Another one I mentioned was my dry erase calendar.  It’s a five week calendar and I just fill in the dates and meals.  I like having a monthly calendar because it shows me what I’ve planned in the weeks prior so that I’m not repeating the same meals too often.  It helps me introduce a little more variety into our meals.  Plus, if there was a meal I didn’t make the week before for some reason, I can usually move it to the current week because it’s likely I’ll have all the ingredients needed.  One other way the calendar is useful is that I can put certain events on it that might require me to plan a different kind of meal based on time available.  For example, we had a movie night last week with our church group that started at 6.  My husband gets home at 5:30.  So when planning meals out at the beginning of the week, I knew that I either needed to make a meal ahead of time (like a crock pot meal) or it needed to be a low-prep meal (like breakfast for dinner).

Lastly, I try to do my meal planning and grocery shopping at the same times each week.
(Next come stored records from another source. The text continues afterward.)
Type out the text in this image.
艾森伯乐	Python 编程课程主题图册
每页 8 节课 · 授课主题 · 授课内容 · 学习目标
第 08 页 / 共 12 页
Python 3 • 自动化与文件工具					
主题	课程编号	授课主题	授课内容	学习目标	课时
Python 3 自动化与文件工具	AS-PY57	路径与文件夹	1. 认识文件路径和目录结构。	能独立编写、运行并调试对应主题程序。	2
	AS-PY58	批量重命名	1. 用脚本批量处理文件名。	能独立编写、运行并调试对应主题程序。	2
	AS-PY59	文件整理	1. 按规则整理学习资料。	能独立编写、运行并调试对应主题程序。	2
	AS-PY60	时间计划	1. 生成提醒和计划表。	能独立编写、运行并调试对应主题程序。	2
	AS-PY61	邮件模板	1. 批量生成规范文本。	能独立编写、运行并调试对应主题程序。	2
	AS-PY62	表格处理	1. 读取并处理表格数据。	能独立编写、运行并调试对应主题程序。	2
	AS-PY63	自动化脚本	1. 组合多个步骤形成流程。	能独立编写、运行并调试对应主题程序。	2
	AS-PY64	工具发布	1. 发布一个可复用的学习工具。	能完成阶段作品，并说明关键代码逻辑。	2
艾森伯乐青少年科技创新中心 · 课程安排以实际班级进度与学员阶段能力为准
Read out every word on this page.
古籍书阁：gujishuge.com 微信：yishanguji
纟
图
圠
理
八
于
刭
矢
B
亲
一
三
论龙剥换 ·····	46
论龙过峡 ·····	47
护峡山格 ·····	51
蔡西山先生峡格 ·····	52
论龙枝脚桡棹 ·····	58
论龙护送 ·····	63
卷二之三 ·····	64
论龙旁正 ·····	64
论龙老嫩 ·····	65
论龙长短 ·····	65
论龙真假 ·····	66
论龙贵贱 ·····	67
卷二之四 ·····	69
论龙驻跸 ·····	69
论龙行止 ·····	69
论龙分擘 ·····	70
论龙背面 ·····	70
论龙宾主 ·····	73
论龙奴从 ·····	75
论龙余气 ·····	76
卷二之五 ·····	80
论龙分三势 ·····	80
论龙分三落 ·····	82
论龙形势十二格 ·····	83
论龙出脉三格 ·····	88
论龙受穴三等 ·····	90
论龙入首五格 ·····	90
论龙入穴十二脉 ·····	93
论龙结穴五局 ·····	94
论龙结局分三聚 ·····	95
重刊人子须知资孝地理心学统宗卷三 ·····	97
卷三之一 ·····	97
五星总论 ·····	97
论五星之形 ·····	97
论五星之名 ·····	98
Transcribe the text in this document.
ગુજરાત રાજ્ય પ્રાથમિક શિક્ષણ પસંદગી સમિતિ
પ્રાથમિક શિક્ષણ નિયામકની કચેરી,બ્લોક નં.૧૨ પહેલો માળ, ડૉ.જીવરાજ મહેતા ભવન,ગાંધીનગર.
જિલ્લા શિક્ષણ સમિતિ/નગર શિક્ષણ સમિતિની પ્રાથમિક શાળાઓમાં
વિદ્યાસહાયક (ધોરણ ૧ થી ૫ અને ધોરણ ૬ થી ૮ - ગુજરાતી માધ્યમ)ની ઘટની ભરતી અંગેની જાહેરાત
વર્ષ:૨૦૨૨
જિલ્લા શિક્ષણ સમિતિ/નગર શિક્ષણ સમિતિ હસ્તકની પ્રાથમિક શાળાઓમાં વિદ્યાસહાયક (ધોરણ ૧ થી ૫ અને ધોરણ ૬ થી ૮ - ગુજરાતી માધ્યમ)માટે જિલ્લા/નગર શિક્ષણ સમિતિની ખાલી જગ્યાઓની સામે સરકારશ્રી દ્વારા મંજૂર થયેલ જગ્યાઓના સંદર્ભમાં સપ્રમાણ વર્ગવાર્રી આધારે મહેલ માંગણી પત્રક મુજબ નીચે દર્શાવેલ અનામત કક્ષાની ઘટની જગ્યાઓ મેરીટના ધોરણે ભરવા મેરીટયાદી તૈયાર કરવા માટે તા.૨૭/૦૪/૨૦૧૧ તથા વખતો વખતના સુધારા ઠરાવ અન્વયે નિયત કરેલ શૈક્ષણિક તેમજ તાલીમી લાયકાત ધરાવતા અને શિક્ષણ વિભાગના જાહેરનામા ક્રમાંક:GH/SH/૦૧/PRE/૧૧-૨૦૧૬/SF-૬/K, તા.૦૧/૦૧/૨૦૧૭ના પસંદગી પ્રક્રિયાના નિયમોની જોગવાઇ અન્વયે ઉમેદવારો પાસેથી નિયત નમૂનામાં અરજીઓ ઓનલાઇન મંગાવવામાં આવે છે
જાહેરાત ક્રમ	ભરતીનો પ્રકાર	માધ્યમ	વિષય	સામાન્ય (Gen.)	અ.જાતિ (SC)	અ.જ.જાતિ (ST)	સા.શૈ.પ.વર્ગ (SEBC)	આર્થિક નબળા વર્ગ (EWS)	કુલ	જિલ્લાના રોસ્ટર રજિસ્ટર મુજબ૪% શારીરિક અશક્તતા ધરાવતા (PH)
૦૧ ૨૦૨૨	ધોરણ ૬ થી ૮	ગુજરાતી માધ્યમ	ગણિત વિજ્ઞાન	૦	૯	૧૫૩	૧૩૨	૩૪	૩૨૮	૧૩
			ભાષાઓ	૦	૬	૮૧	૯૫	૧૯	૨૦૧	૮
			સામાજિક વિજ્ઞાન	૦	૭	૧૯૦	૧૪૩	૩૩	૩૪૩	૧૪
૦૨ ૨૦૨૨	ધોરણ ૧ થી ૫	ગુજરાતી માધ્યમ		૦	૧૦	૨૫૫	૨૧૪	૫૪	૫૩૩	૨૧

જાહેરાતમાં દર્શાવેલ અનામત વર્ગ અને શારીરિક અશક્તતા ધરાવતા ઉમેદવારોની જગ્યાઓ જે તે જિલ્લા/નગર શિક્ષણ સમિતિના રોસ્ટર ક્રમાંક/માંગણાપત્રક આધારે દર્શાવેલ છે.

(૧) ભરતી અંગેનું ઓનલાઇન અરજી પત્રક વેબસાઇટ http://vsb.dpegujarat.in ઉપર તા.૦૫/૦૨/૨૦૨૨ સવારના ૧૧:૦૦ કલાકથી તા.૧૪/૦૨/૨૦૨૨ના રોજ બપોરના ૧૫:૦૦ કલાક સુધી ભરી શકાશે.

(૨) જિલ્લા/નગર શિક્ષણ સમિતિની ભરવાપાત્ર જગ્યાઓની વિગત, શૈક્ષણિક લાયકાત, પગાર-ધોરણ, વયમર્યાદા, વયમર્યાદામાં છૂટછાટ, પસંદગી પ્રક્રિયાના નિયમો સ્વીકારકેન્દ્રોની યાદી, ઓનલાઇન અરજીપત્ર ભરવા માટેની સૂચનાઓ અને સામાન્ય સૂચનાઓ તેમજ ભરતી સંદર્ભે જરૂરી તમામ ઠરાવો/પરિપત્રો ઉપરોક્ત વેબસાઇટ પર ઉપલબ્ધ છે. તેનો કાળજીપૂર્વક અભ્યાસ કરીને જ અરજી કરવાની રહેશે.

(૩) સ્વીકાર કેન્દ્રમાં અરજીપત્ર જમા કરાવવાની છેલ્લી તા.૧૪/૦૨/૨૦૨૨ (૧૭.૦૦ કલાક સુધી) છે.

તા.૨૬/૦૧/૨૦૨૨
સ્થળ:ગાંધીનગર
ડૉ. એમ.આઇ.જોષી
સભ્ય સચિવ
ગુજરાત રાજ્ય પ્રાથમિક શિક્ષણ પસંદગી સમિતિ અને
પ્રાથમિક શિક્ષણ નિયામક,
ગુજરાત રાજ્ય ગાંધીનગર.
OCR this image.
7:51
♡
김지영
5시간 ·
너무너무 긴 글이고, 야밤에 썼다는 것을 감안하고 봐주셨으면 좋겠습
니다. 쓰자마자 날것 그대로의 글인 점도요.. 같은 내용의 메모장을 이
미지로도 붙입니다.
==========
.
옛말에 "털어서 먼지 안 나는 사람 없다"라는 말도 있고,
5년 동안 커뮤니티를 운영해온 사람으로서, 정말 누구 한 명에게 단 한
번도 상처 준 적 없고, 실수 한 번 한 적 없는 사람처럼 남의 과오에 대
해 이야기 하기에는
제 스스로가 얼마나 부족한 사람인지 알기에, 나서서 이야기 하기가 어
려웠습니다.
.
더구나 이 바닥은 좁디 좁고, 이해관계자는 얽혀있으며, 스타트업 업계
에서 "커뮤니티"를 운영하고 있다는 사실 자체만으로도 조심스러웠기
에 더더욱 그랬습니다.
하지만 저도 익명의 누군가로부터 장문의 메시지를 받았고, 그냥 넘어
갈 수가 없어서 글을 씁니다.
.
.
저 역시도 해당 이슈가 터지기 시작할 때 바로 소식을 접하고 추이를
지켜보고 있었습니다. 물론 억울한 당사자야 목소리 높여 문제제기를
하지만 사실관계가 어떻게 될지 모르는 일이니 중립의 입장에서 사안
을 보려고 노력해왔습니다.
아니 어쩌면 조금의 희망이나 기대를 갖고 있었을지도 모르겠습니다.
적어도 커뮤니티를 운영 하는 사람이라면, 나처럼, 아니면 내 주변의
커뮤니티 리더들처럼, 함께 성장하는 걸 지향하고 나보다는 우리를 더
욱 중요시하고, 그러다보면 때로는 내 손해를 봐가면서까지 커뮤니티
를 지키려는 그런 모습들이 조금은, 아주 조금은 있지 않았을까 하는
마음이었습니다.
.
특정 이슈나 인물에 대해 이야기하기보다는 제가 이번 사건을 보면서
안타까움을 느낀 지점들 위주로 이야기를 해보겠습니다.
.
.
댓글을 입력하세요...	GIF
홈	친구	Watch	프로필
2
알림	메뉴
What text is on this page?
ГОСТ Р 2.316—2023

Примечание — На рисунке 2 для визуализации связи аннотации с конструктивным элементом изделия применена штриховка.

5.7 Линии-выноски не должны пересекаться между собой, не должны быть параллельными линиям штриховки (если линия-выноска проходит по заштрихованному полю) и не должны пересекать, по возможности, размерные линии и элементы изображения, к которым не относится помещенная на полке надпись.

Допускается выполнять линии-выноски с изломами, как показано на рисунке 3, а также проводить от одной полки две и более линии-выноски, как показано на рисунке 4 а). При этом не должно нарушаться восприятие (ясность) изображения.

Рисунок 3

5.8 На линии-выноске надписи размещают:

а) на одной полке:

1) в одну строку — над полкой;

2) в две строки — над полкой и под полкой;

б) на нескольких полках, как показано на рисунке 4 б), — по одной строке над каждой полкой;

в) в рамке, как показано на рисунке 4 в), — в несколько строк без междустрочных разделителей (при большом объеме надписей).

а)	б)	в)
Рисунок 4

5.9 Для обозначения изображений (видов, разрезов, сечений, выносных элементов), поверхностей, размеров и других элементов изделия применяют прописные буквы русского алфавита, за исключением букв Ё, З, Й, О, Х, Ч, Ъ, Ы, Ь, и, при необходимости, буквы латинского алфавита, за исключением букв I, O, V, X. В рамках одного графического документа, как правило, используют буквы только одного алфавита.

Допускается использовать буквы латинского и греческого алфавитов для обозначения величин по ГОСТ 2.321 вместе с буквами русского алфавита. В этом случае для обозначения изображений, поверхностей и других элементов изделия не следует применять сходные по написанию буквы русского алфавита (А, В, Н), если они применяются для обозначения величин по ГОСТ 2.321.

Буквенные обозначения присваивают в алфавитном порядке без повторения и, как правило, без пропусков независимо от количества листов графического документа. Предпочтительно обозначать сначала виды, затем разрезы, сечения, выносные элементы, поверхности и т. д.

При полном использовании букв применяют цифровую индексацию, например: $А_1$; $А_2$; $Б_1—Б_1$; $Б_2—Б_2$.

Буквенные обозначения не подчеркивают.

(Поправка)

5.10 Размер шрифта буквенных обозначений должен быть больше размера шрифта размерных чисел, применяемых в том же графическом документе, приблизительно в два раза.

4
We get our local grocery ad on Saturdays.  So on Saturday I will browse through the ad to see what kind of sales they are running and circle anything we need.  Then, when I sit down to meal plan–usually Saturday or Sunday–I have my ad with me and I can see if there is anything else I need to purchase based on the meals I’m making that week.  Monday is a double ad day, so I keep the ad from the week before to refer to as well.  It’s totally possible that there is an item in the previous week’s ad that I didn’t need last week, but I do this week.

Each of these tips helps me streamline my process so I get my meal planning done faster and it doesn’t feel like such a big task.  At first, it might be difficult to implement these changes into your schedule, but if you stick with it, I’m sure you’ll be glad you did.

What is your “why” for meal planning?